MANILA (Reuters) - A Philippine army offensive against a Muslim rebel faction has forced 70,000 people from their homes, a district governor said on Friday as he appealed for an end to the fighting, saying he was running out of money to feed the displaced.
The predominantly Christian Philippines has been battling Muslim rebels in the south of the archipelago for decades and while negotiations with the biggest group have raised hopes for peace, fighting with smaller factions erupts regularly.
The latest clashes are between the army and a faction known as the Bangsamoro Islamic Freedom Fighters (BIFF) in a marshy region of Mindanao island.
Mujiv Hataman, the governor of the region, said 70,000 people had fled army shelling and he called on the military to end the violence.
“I wish the army would end its offensive against the rebels because we are running out of funds to feed and shelter tens of thousands of people from 11 towns around the marshland,” Hataman told a radio station.
He said the army had told him they needed three more days.
An army spokesman, Brigadier-General Jose Kakilala, said soldiers were still pursuing the rebels.

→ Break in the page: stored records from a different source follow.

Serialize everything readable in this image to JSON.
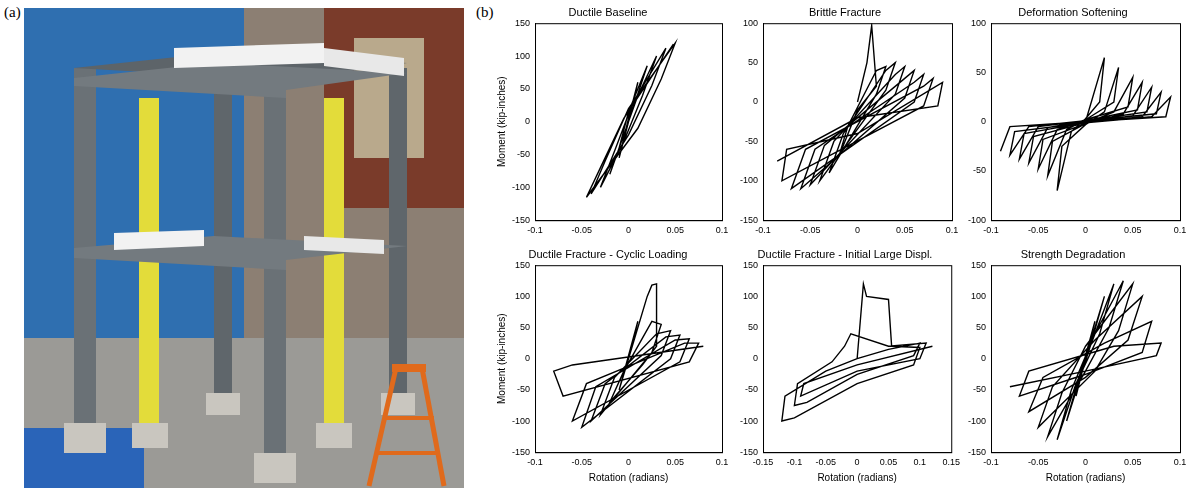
{
  "panel_labels": [
    "(a)",
    "(b)"
  ],
  "chart_data": [
    {
      "type": "line",
      "title": "Ductile Baseline",
      "y_label": "Moment (kip-inches)",
      "xlim": [
        -0.1,
        0.1
      ],
      "xticks": [
        -0.1,
        -0.05,
        0,
        0.05,
        0.1
      ],
      "ylim": [
        -150,
        150
      ],
      "yticks": [
        -150,
        -100,
        -50,
        0,
        50,
        100,
        150
      ],
      "grid": false,
      "color": "#000000",
      "line_style": "solid",
      "marker": "none",
      "x": [
        0,
        0.01,
        0.0,
        -0.01,
        0,
        0.02,
        0.0,
        -0.01,
        -0.02,
        -0.005,
        0.01,
        0.03,
        0.015,
        -0.005,
        -0.03,
        -0.015,
        0.005,
        0.04,
        0.025,
        0.0,
        -0.04,
        -0.025,
        0.0,
        0.05,
        0.035,
        0.01,
        -0.045,
        -0.03,
        -0.005,
        0.048
      ],
      "values": [
        0,
        60,
        5,
        -55,
        0,
        85,
        15,
        -40,
        -80,
        -20,
        40,
        100,
        40,
        -30,
        -100,
        -45,
        30,
        112,
        55,
        -20,
        -110,
        -60,
        20,
        120,
        65,
        -10,
        -115,
        -70,
        5,
        118
      ]
    },
    {
      "type": "line",
      "title": "Brittle Fracture",
      "xlim": [
        -0.1,
        0.1
      ],
      "xticks": [
        -0.1,
        -0.05,
        0,
        0.05,
        0.1
      ],
      "ylim": [
        -150,
        100
      ],
      "yticks": [
        -150,
        -100,
        -50,
        0,
        50,
        100
      ],
      "grid": false,
      "color": "#000000",
      "line_style": "solid",
      "marker": "none",
      "x": [
        0,
        0.01,
        0.015,
        0.02,
        0.0,
        -0.02,
        -0.01,
        0.02,
        0.03,
        0.02,
        -0.03,
        -0.015,
        0.03,
        0.04,
        0.03,
        -0.04,
        -0.025,
        0.04,
        0.05,
        0.04,
        -0.05,
        -0.035,
        0.05,
        0.06,
        0.05,
        -0.06,
        -0.045,
        0.06,
        0.07,
        0.06,
        -0.07,
        -0.055,
        0.07,
        0.08,
        0.07,
        -0.08,
        -0.075,
        0.0,
        0.09,
        0.085,
        0.0,
        -0.085
      ],
      "values": [
        0,
        50,
        97,
        20,
        -10,
        -70,
        -30,
        40,
        45,
        10,
        -90,
        -40,
        40,
        50,
        15,
        -100,
        -50,
        35,
        45,
        10,
        -105,
        -55,
        30,
        40,
        5,
        -110,
        -60,
        25,
        35,
        0,
        -110,
        -60,
        20,
        30,
        -5,
        -100,
        -60,
        -40,
        25,
        -5,
        -20,
        -75
      ]
    },
    {
      "type": "line",
      "title": "Deformation Softening",
      "xlim": [
        -0.1,
        0.1
      ],
      "xticks": [
        -0.1,
        -0.05,
        0,
        0.05,
        0.1
      ],
      "ylim": [
        -100,
        100
      ],
      "yticks": [
        -100,
        -50,
        0,
        50,
        100
      ],
      "grid": false,
      "color": "#000000",
      "line_style": "solid",
      "marker": "none",
      "x": [
        0,
        0.02,
        0.015,
        0.0,
        -0.015,
        -0.03,
        -0.025,
        0,
        0.02,
        0.035,
        0.03,
        0.0,
        -0.02,
        -0.04,
        -0.035,
        0,
        0.03,
        0.05,
        0.045,
        0,
        -0.03,
        -0.05,
        -0.045,
        0,
        0.04,
        0.06,
        0.055,
        0,
        -0.04,
        -0.06,
        -0.055,
        0,
        0.05,
        0.07,
        0.065,
        0,
        -0.05,
        -0.07,
        -0.065,
        0,
        0.06,
        0.08,
        0.075,
        0,
        -0.06,
        -0.08,
        -0.075,
        0,
        0.07,
        0.09,
        0.085,
        0,
        -0.08,
        -0.09
      ],
      "values": [
        0,
        65,
        20,
        3,
        -10,
        -70,
        -25,
        -3,
        10,
        55,
        20,
        2,
        -8,
        -55,
        -20,
        -2,
        10,
        45,
        15,
        2,
        -8,
        -48,
        -18,
        -2,
        8,
        40,
        12,
        1,
        -6,
        -42,
        -15,
        -1,
        6,
        35,
        10,
        1,
        -5,
        -38,
        -12,
        -1,
        5,
        30,
        8,
        1,
        -5,
        -34,
        -10,
        -1,
        5,
        25,
        5,
        0,
        -5,
        -30
      ]
    },
    {
      "type": "line",
      "title": "Ductile Fracture - Cyclic Loading",
      "x_label": "Rotation (radians)",
      "y_label": "Moment (kip-inches)",
      "xlim": [
        -0.1,
        0.1
      ],
      "xticks": [
        -0.1,
        -0.05,
        0,
        0.05,
        0.1
      ],
      "ylim": [
        -150,
        150
      ],
      "yticks": [
        -150,
        -100,
        -50,
        0,
        50,
        100,
        150
      ],
      "grid": false,
      "color": "#000000",
      "line_style": "solid",
      "marker": "none",
      "x": [
        0,
        0.01,
        0.0,
        -0.01,
        0,
        0.02,
        0.025,
        0.03,
        0.03,
        0.03,
        0.015,
        -0.02,
        -0.005,
        0.025,
        0.035,
        0.025,
        -0.03,
        -0.015,
        0.03,
        0.045,
        0.035,
        -0.04,
        -0.025,
        0.04,
        0.055,
        0.045,
        -0.05,
        -0.035,
        0.05,
        0.065,
        0.055,
        -0.06,
        -0.045,
        0.06,
        0.075,
        0.065,
        -0.07,
        -0.08,
        -0.06,
        0.08
      ],
      "values": [
        0,
        60,
        5,
        -50,
        0,
        100,
        118,
        120,
        60,
        20,
        -10,
        -70,
        -20,
        60,
        55,
        10,
        -90,
        -30,
        40,
        45,
        5,
        -100,
        -40,
        35,
        38,
        0,
        -110,
        -45,
        30,
        32,
        -5,
        -100,
        -40,
        25,
        25,
        -5,
        -60,
        -20,
        -10,
        20
      ]
    },
    {
      "type": "line",
      "title": "Ductile Fracture - Initial Large Displ.",
      "x_label": "Rotation (radians)",
      "xlim": [
        -0.15,
        0.15
      ],
      "xticks": [
        -0.15,
        -0.1,
        -0.05,
        0,
        0.05,
        0.1,
        0.15
      ],
      "ylim": [
        -150,
        150
      ],
      "yticks": [
        -150,
        -100,
        -50,
        0,
        50,
        100,
        150
      ],
      "grid": false,
      "color": "#000000",
      "line_style": "solid",
      "marker": "none",
      "x": [
        0,
        0.01,
        0.015,
        0.05,
        0.055,
        0.1,
        0.09,
        0.0,
        -0.1,
        -0.12,
        -0.115,
        -0.05,
        0.0,
        0.05,
        0.1,
        0.09,
        0.0,
        -0.08,
        -0.1,
        -0.095,
        -0.04,
        -0.02,
        -0.01,
        0.05,
        0.11,
        0.1,
        0.0,
        -0.09,
        -0.085,
        0.0,
        0.12
      ],
      "values": [
        0,
        120,
        100,
        95,
        20,
        18,
        -10,
        -40,
        -95,
        -100,
        -60,
        -20,
        0,
        15,
        25,
        5,
        -25,
        -70,
        -75,
        -40,
        -5,
        20,
        40,
        20,
        25,
        0,
        -20,
        -60,
        -40,
        -10,
        20
      ]
    },
    {
      "type": "line",
      "title": "Strength Degradation",
      "x_label": "Rotation (radians)",
      "xlim": [
        -0.1,
        0.1
      ],
      "xticks": [
        -0.1,
        -0.05,
        0,
        0.05,
        0.1
      ],
      "ylim": [
        -150,
        150
      ],
      "yticks": [
        -150,
        -100,
        -50,
        0,
        50,
        100,
        150
      ],
      "grid": false,
      "color": "#000000",
      "line_style": "solid",
      "marker": "none",
      "x": [
        0,
        0.01,
        0,
        -0.01,
        0,
        0.02,
        0.005,
        -0.02,
        -0.005,
        0.03,
        0.015,
        -0.01,
        -0.03,
        -0.015,
        0.01,
        0.04,
        0.025,
        0,
        -0.04,
        -0.025,
        0,
        0.05,
        0.035,
        0.01,
        -0.05,
        -0.035,
        0.01,
        0.06,
        0.045,
        0.0,
        -0.06,
        -0.045,
        0.02,
        0.07,
        0.06,
        0.0,
        -0.07,
        -0.06,
        0.03,
        0.08,
        0.075,
        0,
        -0.08
      ],
      "values": [
        0,
        60,
        5,
        -60,
        0,
        100,
        20,
        -100,
        -20,
        120,
        40,
        -40,
        -130,
        -50,
        40,
        125,
        50,
        -20,
        -125,
        -55,
        20,
        120,
        45,
        -20,
        -110,
        -45,
        30,
        100,
        30,
        -30,
        -85,
        -30,
        25,
        60,
        10,
        -25,
        -60,
        -20,
        20,
        25,
        5,
        -20,
        -45
      ]
    }
  ]
}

“I cannot say we can end the offensive in 72 hours, it depends on the assessment of the ground commander but we can certainly consider the appeal of the governor,” he said.
The International Committee of the Red Cross said the number of displaced people was rising while a health officer in the region said civilians needed food, clean water and access to sanitation.
The fighting has raised concern about a fragile peace process between the government and the biggest rebel group, the Moro Islamic Liberation Front (MILF), which has links with the BIFF.
Rebels from both factions killed 44 policemen in a Jan. 25 clash when the police were trying to arrests two al Qaeda-linked militants.
President Benigno Aquino has promised the MILF autonomy in a southern region in exchange for peace.
But the Senate and House of Representatives suspended work on legislation for the autonomous region amid an outcry after the January clash.